Y_init (list) – value of log-likelihood for values in X_init.
num_init (int) – Number of initial points to start Genetic algorithm.
gen_size (int) – Size of generation of genetic algorithm. That is number of individuals/solutions on each step of GA.
mut_strength (float) – Mean fraction of parameters for mutation in GA.
const_mut_strength (float) – Const to change
mut_strength
during GA according to one-fifth rule.mut_rate (float) – Mean rate of mutation in GA.

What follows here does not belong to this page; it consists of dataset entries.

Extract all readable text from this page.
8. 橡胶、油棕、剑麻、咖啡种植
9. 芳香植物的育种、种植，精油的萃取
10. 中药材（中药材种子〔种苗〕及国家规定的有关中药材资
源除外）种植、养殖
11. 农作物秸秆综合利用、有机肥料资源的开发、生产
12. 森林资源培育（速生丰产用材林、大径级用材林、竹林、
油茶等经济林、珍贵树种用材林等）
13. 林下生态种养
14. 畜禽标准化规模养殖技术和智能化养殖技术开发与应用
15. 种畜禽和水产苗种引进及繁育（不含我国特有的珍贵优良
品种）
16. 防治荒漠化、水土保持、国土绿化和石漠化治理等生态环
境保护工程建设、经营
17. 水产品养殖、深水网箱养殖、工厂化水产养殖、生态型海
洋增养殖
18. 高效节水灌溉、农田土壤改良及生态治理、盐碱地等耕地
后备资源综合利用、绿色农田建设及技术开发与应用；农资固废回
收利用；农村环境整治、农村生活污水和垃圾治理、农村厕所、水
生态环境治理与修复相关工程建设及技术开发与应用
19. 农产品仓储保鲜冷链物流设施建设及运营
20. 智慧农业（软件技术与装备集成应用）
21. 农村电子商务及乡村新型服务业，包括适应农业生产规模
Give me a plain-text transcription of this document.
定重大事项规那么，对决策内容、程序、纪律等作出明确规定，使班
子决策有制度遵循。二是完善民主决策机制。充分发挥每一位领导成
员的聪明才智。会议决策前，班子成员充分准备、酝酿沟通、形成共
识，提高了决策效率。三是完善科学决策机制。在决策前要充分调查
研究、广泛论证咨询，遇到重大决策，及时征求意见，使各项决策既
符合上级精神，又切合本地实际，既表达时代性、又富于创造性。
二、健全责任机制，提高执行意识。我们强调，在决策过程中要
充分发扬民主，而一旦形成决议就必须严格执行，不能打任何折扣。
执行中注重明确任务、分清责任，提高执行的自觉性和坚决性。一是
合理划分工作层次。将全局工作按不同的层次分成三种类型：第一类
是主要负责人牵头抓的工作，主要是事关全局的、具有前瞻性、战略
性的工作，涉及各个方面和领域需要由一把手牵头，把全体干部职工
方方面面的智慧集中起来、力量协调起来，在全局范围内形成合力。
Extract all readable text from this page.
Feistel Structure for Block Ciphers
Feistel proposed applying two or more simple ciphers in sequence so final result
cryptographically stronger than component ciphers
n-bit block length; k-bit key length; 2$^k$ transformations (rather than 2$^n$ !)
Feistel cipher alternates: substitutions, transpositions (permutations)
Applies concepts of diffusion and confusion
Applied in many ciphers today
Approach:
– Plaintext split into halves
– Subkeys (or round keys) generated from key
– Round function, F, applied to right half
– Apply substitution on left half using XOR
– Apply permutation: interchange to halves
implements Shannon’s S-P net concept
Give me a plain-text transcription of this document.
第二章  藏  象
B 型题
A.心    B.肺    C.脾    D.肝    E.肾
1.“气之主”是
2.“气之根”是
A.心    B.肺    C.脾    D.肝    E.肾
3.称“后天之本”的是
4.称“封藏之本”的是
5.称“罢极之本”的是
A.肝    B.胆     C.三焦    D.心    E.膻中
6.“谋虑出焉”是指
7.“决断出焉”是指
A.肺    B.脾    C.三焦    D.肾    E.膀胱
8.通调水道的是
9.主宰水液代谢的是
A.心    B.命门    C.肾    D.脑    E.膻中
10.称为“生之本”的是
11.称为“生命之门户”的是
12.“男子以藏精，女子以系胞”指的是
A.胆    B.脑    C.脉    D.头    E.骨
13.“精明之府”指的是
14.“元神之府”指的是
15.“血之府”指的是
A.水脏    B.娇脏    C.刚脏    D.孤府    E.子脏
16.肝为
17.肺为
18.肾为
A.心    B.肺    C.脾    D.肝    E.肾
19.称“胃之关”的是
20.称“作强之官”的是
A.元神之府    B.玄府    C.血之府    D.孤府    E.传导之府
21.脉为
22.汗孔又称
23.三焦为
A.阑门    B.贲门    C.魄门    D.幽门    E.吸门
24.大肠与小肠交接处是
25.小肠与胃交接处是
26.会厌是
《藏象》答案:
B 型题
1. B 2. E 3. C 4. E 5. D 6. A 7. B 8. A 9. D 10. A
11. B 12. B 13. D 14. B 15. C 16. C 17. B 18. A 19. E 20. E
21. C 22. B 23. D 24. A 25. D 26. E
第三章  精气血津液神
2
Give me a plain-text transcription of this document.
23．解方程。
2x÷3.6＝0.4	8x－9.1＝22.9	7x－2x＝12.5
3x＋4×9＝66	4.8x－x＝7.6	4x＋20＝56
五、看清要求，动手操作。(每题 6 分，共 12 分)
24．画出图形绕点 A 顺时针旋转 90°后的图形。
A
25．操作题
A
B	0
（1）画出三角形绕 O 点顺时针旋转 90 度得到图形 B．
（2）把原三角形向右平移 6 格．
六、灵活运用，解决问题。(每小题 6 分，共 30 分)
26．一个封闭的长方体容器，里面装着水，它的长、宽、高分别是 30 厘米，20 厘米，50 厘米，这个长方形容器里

const_mut_rate (float) – Const to change
mut_rate
during GA.eps (float) – const for model’s log likelihood compare. Model is better if its log likelihood is greater than log likelihood of another model by epsilon.
n_stuck_gen (int) – Number of iterations for GA stopping: GA stops when it can’t improve model during n_stuck_gen generations.
n_elitism (int) – Number of best models from previous generation in GA that will be taken to new iteration.
p_mutation (float) – probability of mutation in one generation of GA.
p_crossover (float) – probability of crossover in one generation of GA.
p_random (float) – Probability of random generated individual in one generation of GA.
ga_maxiter (int) – Maximum number of generations in GA.
ga_maxeval (int) – Maximum number of function evaluations in GA.
local_optimizer (str) – Local optimizer name to run for best solution of GA. Could be None or one of: * ‘BFGS’ * ‘BFGS_log’ * ‘L-BFGS-B’ * ‘L-BFGS-B_log’ * ‘Powell’ * ‘Powell_log’ * ‘Nelder-Mead’ * ‘Nelder-Mead_log’
ls_maxiter (int) – Maximum number of iterations in local optimization.
ls_maxeval (int) – Maximum number of function evaluations in local optimization.
verbose (int) – Verbose of output.
callback – callback to call during optimizations. (callback(x, y))
save_file (str) – File for save GA’s state on current generation.
eval_file – File to save all evaluations during GA and local optimization.
report_file – File to write reports of GA and local optimization.